How Palm Oil Compares to Other Oils
Palm oil sits in the middle of the spectrum between clearly harmful fats and clearly beneficial ones. It’s better than partially hydrogenated oils (trans fats), which the FDA effectively banned from the food supply because of their severe cardiovascular risks. In fact, palm oil often replaced trans fats in processed foods after those bans took effect.
But it’s significantly worse than olive oil, which is about 73% monounsaturated fat and consistently linked to lower heart disease risk. Canola oil (roughly 63% monounsaturated) and sunflower oil (high in polyunsaturated fat) are also better choices for everyday cooking. Coconut oil, for comparison, is even higher in saturated fat than palm oil at around 82%, making palm oil the less problematic option between those two.
Practical Takeaways
An occasional product containing palm oil is not going to meaningfully affect your health.

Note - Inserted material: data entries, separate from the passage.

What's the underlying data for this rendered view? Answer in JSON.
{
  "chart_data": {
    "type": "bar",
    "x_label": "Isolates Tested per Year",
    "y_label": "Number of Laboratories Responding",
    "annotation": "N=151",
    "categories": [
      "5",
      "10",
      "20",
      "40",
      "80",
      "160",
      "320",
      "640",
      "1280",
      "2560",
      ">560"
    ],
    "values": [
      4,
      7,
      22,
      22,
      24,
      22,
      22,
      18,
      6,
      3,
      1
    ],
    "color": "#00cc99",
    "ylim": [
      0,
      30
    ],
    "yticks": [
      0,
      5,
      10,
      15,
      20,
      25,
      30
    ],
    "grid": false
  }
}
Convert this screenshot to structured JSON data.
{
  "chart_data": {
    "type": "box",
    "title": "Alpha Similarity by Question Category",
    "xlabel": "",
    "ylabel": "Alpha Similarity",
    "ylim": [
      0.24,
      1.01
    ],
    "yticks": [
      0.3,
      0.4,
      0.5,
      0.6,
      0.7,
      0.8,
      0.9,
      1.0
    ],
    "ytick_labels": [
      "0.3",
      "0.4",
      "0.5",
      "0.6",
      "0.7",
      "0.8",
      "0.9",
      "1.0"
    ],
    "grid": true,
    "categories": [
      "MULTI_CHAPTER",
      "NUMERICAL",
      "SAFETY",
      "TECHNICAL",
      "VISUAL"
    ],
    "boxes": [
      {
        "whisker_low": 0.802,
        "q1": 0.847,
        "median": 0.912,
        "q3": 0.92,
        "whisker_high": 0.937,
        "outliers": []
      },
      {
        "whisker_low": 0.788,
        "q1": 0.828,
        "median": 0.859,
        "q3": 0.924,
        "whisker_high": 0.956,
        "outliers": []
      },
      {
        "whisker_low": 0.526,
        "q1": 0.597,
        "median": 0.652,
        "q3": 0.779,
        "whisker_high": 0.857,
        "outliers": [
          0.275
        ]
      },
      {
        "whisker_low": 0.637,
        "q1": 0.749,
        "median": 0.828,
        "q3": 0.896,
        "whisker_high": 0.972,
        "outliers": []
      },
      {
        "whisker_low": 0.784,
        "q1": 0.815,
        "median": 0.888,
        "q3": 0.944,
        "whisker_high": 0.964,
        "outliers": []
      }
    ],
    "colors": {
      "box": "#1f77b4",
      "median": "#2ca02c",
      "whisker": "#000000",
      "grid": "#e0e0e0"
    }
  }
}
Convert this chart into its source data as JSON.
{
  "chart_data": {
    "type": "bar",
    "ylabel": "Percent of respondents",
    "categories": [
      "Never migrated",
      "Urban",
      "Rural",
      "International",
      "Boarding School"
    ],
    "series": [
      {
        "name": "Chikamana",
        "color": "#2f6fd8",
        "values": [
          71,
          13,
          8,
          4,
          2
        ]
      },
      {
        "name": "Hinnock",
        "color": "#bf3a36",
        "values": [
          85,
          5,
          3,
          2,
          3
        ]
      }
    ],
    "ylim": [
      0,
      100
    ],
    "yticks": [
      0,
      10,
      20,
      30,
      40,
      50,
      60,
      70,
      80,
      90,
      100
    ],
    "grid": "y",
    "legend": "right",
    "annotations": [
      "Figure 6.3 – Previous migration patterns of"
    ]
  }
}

The risk comes from cumulative exposure, eating it in multiple processed foods every day without realizing it. That pattern raises your saturated fat intake and increases your exposure to refining contaminants simultaneously.
If you want to reduce your palm oil intake, the most effective strategy is simply eating fewer packaged and processed foods. When you cook at home, olive oil, avocado oil, or canola oil are better options for both your cholesterol levels and your exposure to processing contaminants. When buying packaged products, checking ingredient lists for “palm” or “palmitate” gives you a quick filter, though the generic terms “vegetable oil” and “vegetable fat” can still hide it.